BMS launches cancer website

pharmafile | July 15, 2009 | News story | Medical Communications, Sales and Marketing BMS, Cancer, digi 

Bristol-Myers Squibb has launched a new website for sufferers of chronic myeloid leukaemia (CML), a cancer of the blood.

MyCMLCare.com contains information on symptoms, recommended treatment goals, tests and side effects and is aimed at carers and families as well as patients.

BMS' treatment for CML Sprycel has orphan status in the US and Europe and is the first effective option for the disease in patients who can’t take current gold standard Novartis' Glivec.

Tyrosine kinase inhibitors, of which Sprycel is the first of a new generation, are mentioned on MyCMLCare.com.

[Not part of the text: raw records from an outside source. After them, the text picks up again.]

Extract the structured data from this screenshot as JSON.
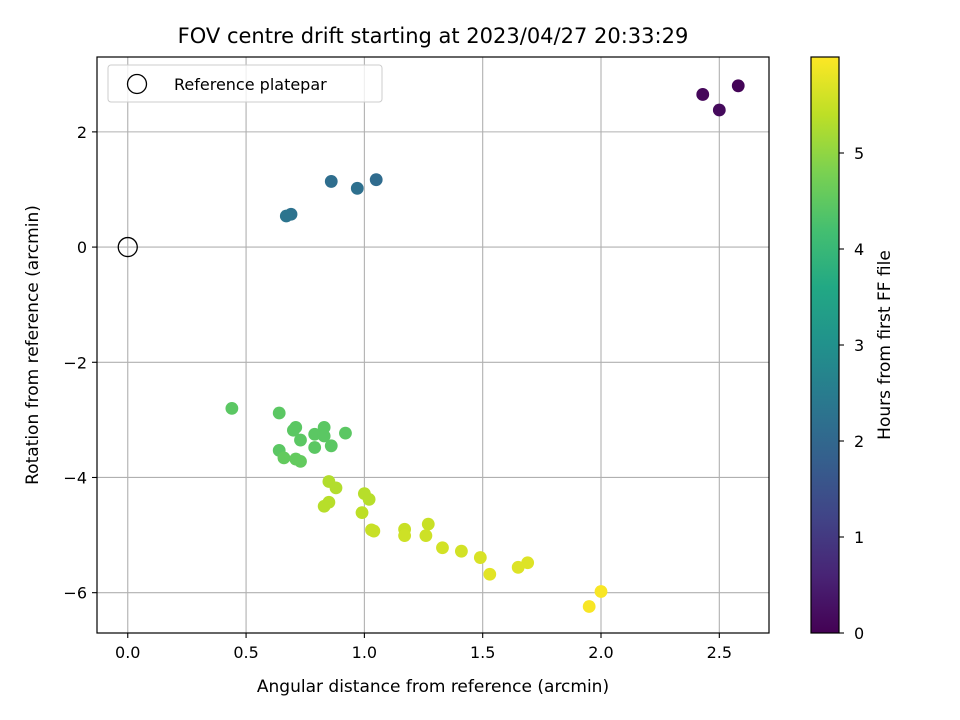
{
  "chart_data": {
    "type": "scatter",
    "title": "FOV centre drift starting at 2023/04/27 20:33:29",
    "xlabel": "Angular distance from reference (arcmin)",
    "ylabel": "Rotation from reference (arcmin)",
    "xlim": [
      -0.13,
      2.71
    ],
    "ylim": [
      -6.7,
      3.3
    ],
    "xticks": [
      0.0,
      0.5,
      1.0,
      1.5,
      2.0,
      2.5
    ],
    "xtick_labels": [
      "0.0",
      "0.5",
      "1.0",
      "1.5",
      "2.0",
      "2.5"
    ],
    "yticks": [
      -6,
      -4,
      -2,
      0,
      2
    ],
    "ytick_labels": [
      "−6",
      "−4",
      "−2",
      "0",
      "2"
    ],
    "grid": true,
    "legend": {
      "position": "top-left",
      "entries": [
        "Reference platepar"
      ]
    },
    "reference_point": {
      "x": 0.0,
      "y": 0.0
    },
    "colorbar": {
      "label": "Hours from first FF file",
      "range": [
        0,
        6
      ],
      "ticks": [
        0,
        1,
        2,
        3,
        4,
        5
      ],
      "tick_labels": [
        "0",
        "1",
        "2",
        "3",
        "4",
        "5"
      ],
      "colormap": "viridis"
    },
    "points": [
      {
        "x": 2.58,
        "y": 2.8,
        "c": 0.05
      },
      {
        "x": 2.43,
        "y": 2.65,
        "c": 0.1
      },
      {
        "x": 2.5,
        "y": 2.38,
        "c": 0.15
      },
      {
        "x": 1.05,
        "y": 1.17,
        "c": 2.1
      },
      {
        "x": 0.86,
        "y": 1.14,
        "c": 2.15
      },
      {
        "x": 0.97,
        "y": 1.02,
        "c": 2.2
      },
      {
        "x": 0.69,
        "y": 0.57,
        "c": 2.25
      },
      {
        "x": 0.67,
        "y": 0.54,
        "c": 2.3
      },
      {
        "x": 0.44,
        "y": -2.8,
        "c": 4.45
      },
      {
        "x": 0.64,
        "y": -2.88,
        "c": 4.45
      },
      {
        "x": 0.83,
        "y": -3.13,
        "c": 4.45
      },
      {
        "x": 0.71,
        "y": -3.13,
        "c": 4.45
      },
      {
        "x": 0.7,
        "y": -3.18,
        "c": 4.45
      },
      {
        "x": 0.92,
        "y": -3.23,
        "c": 4.45
      },
      {
        "x": 0.79,
        "y": -3.25,
        "c": 4.45
      },
      {
        "x": 0.83,
        "y": -3.28,
        "c": 4.45
      },
      {
        "x": 0.73,
        "y": -3.35,
        "c": 4.45
      },
      {
        "x": 0.86,
        "y": -3.45,
        "c": 4.45
      },
      {
        "x": 0.79,
        "y": -3.48,
        "c": 4.45
      },
      {
        "x": 0.64,
        "y": -3.53,
        "c": 4.45
      },
      {
        "x": 0.66,
        "y": -3.66,
        "c": 4.55
      },
      {
        "x": 0.71,
        "y": -3.68,
        "c": 4.55
      },
      {
        "x": 0.73,
        "y": -3.72,
        "c": 4.55
      },
      {
        "x": 0.85,
        "y": -4.07,
        "c": 5.3
      },
      {
        "x": 0.88,
        "y": -4.18,
        "c": 5.3
      },
      {
        "x": 1.0,
        "y": -4.28,
        "c": 5.35
      },
      {
        "x": 1.02,
        "y": -4.38,
        "c": 5.35
      },
      {
        "x": 0.85,
        "y": -4.43,
        "c": 5.35
      },
      {
        "x": 0.83,
        "y": -4.5,
        "c": 5.35
      },
      {
        "x": 0.99,
        "y": -4.61,
        "c": 5.4
      },
      {
        "x": 1.27,
        "y": -4.81,
        "c": 5.5
      },
      {
        "x": 1.17,
        "y": -4.9,
        "c": 5.5
      },
      {
        "x": 1.03,
        "y": -4.91,
        "c": 5.5
      },
      {
        "x": 1.04,
        "y": -4.93,
        "c": 5.5
      },
      {
        "x": 1.17,
        "y": -5.01,
        "c": 5.55
      },
      {
        "x": 1.26,
        "y": -5.01,
        "c": 5.55
      },
      {
        "x": 1.33,
        "y": -5.22,
        "c": 5.6
      },
      {
        "x": 1.41,
        "y": -5.28,
        "c": 5.6
      },
      {
        "x": 1.49,
        "y": -5.39,
        "c": 5.65
      },
      {
        "x": 1.69,
        "y": -5.48,
        "c": 5.7
      },
      {
        "x": 1.65,
        "y": -5.56,
        "c": 5.7
      },
      {
        "x": 1.53,
        "y": -5.68,
        "c": 5.75
      },
      {
        "x": 2.0,
        "y": -5.98,
        "c": 5.95
      },
      {
        "x": 1.95,
        "y": -6.24,
        "c": 5.95
      }
    ]
  }
}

Other treatments it talks about include interferon, chemotherapy and stem cell transplantation, which it says is "the only treatment that provides a potential cure".

Bristol-Myers Squibb says the reason for developing the site is that many people living with cancer are researching their illnesses online.

It adds that this "can encourage active communication with their physicians".

Patients and carers can register to receive further educational information from the manufacturer.

CML is a slow-growing type of leukaemia in which the body produces an uncontrolled number of abnormal white blood cells.

Pieces of two different chromosomes break off and attach to each other, forming what is called the Philadelphia-positive chromosome.

This in turn contains an abnormal gene called BCR-ABL that signals cells to make too many white blood cells.

The site features a variety of features, such as a disease backgrounder, including the phases and symptoms of CML.

There is also a tracker for treatment milestones and questions that patients should ask their doctors.

It highlights goals that can show the therapy is working, including returning blood counts to normal and eliminating or reducing the cells carrying the Philadelphia chromosome to undetectable levels.

And the site has a section on what happens when patients' leukaemic cells are proved to be resistant to the effects of medication.

There are about 21,500 people are living with the disease in the US, with 4,830 new cases diagnosed last year.